The GMP (Good Manufacturing Practice) Facility ETH-Unibas-USB, currently set up and hosted by D-BSSE in its new building, is an ETH technology platform shared with University of Basel and University Hospital Basel (operational by the end of 2024). In our academic setting, the GMP platform objective is to provide an environment compliant with the regulatory requirements, which enables researchers to manufacture their gene, cell, and tissue therapy products (Advance Therapeutic Medicinal Product, ATMP) for use in human clinical trials. As such, a GMP platform is a key component of translational research.

The facility equipment enables a range of biological manufacturing processes; from small patient-based products to large bioreactor-produced batches. The facility is not a contract manufacturing organisation, but an open platform in which external project teams are trained, supervised and supported by the facility core team to accomplish GMP-compliant manufacturing of ATMPs for clinical trials. Project teams, of academic researchers and clinical collaborators, are responsible for manufacturing and for most of the testing and documentation tasks.
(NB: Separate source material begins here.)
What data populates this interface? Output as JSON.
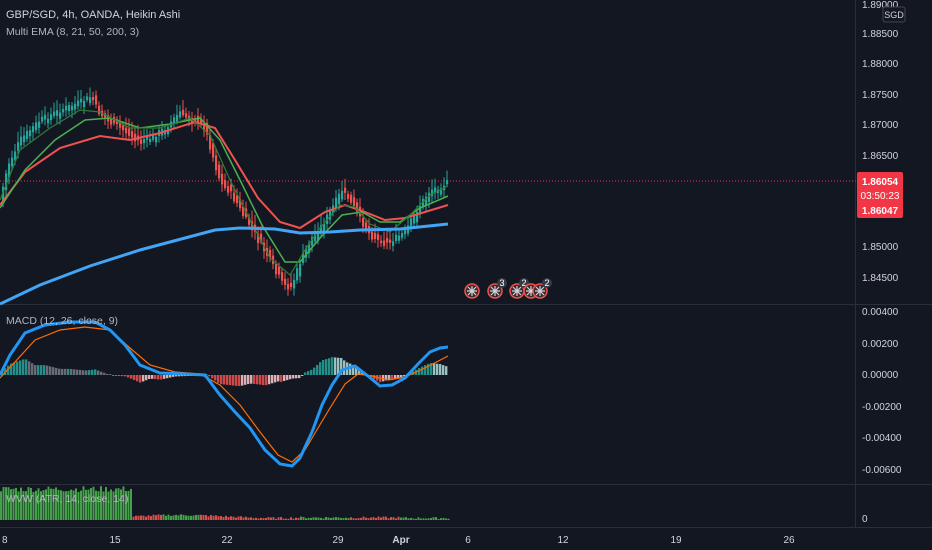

The final batch release to the sponsor (for use in clinical trial) remain under the responsibility of the “Qualified Person” or “Responsible Person”(QP or RP) from the core team. Third parties such as external academic partners or private entities will be able to access the facility based on availability.

Among the pillars of GMP are risk-based analysis, validation and control of every aspect of the environment, equipment, material, procedures and personnel employed in the manufacturing process. To support this comprehensive approach and its intensive documentation activity, the platform is endowed with an electronic Quality/Document Management System including audit trail and electronic signature.

The GMP Platform consists of a manufacturing facility (floor B) and a quality control (floor C) facility.